Define Your Goals: Health or Performance

The vision for what you want has to be very clear for you and for whoever is helping you.  I often get patients that want performance even though when you probe deeper, they truly only want health.  You can have health without performance, but can't have performance without health.

If your goal is to run a 5k without your knee hurting, that to me is health.  If your goal is to shave 5 min off your 5k, that's performance.  Go to the gym and do some pull ups without your elbows hurting, health, compete at the Crossfit open without your elbows hurting, performance.

Often times health is simply removing some of the stupidity, misinformation that is out there.  How many times have I simply stopped someone with a flexion intolerant back from doing hundreds of sit ups each day.  "I was told my core is weak, sit ups strengthen the core."

Misinformation

"I want to lose weight, so I started running."  Do you enjoy running?  "No, but it's the only thing that will keep my weight off."

Misinformation

Weight is 90% of what we eat.  There is so much misinformation about food and eating though, I can understand the confusion.  Find the common ground and go from there.  Don't get paralysis by analysis, throw up your arms in frustration and hit McDonald's.  Cut out the sugar, don't eat anything in a package.  Do it for a month.  Go for a brisk walk each day.  See what happens. 

Health can sometimes be achieved with simple (not easy) tweaks in a daily routine.  A few minutes of tissue work with something like a foam roller, a few activation drills, something to get you stronger and some body awareness.  It may only take 5-10 minutes in your entire day.  Sit at a desk all day? Buy and egg timer, every 15 minutes it goes off, stand up and try to touch the ceiling.  Go back to work.  See if that nagging back pain starts to go away.  
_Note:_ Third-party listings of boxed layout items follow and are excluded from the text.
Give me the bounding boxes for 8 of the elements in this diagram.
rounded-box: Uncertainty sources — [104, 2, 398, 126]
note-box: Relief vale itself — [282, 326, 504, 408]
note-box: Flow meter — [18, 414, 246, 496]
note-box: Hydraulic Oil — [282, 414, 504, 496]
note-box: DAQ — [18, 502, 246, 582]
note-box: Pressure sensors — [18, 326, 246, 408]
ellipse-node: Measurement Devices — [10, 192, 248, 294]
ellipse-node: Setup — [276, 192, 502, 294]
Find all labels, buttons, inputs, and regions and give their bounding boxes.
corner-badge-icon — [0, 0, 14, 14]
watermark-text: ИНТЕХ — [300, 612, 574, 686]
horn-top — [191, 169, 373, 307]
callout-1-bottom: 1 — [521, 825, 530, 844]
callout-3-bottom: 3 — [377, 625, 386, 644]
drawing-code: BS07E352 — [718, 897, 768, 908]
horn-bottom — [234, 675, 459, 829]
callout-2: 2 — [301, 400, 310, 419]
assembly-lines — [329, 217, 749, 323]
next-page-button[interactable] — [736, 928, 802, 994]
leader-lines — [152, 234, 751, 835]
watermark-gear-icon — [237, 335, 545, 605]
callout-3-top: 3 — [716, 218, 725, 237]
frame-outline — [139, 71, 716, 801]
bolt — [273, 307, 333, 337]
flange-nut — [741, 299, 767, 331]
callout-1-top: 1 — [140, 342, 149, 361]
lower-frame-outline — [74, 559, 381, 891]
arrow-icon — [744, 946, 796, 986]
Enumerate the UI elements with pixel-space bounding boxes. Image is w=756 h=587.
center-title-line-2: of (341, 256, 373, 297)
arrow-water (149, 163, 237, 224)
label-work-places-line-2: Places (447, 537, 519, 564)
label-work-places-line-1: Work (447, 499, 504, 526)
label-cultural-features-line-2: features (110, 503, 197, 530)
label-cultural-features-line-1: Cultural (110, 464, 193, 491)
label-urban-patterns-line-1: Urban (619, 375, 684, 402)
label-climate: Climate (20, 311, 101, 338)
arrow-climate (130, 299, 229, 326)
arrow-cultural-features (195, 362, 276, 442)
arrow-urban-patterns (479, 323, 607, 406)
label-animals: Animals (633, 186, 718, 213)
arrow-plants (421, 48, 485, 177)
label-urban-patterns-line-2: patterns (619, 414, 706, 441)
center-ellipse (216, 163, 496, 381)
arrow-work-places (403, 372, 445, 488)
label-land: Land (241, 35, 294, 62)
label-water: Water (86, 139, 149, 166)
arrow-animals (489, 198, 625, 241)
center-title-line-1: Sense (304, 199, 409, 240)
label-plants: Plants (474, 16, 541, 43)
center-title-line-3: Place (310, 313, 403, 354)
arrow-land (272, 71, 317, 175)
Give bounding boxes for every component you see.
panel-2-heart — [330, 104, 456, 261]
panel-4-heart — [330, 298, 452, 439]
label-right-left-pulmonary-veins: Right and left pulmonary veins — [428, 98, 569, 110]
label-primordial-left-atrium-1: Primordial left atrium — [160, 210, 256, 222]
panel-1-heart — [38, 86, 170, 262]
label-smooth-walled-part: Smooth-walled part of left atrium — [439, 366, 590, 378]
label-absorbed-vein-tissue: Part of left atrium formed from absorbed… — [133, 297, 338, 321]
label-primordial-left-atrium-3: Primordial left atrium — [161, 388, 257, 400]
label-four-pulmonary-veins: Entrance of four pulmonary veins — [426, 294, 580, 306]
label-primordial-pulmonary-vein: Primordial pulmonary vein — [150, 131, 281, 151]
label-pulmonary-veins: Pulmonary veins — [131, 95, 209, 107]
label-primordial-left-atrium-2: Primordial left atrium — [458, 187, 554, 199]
Performance on the other hand is a commitment.  It is carving out the time in your day, every day.  Performance becomes a lifestyle.  Asking your body to do something it has never done before, whether it's distance, speed or volume,  requires you doing something you have never done before.  This can be time consuming.  Performance has a much higher cost.  

Be clear on your goals, it will dictate the course of action that is required.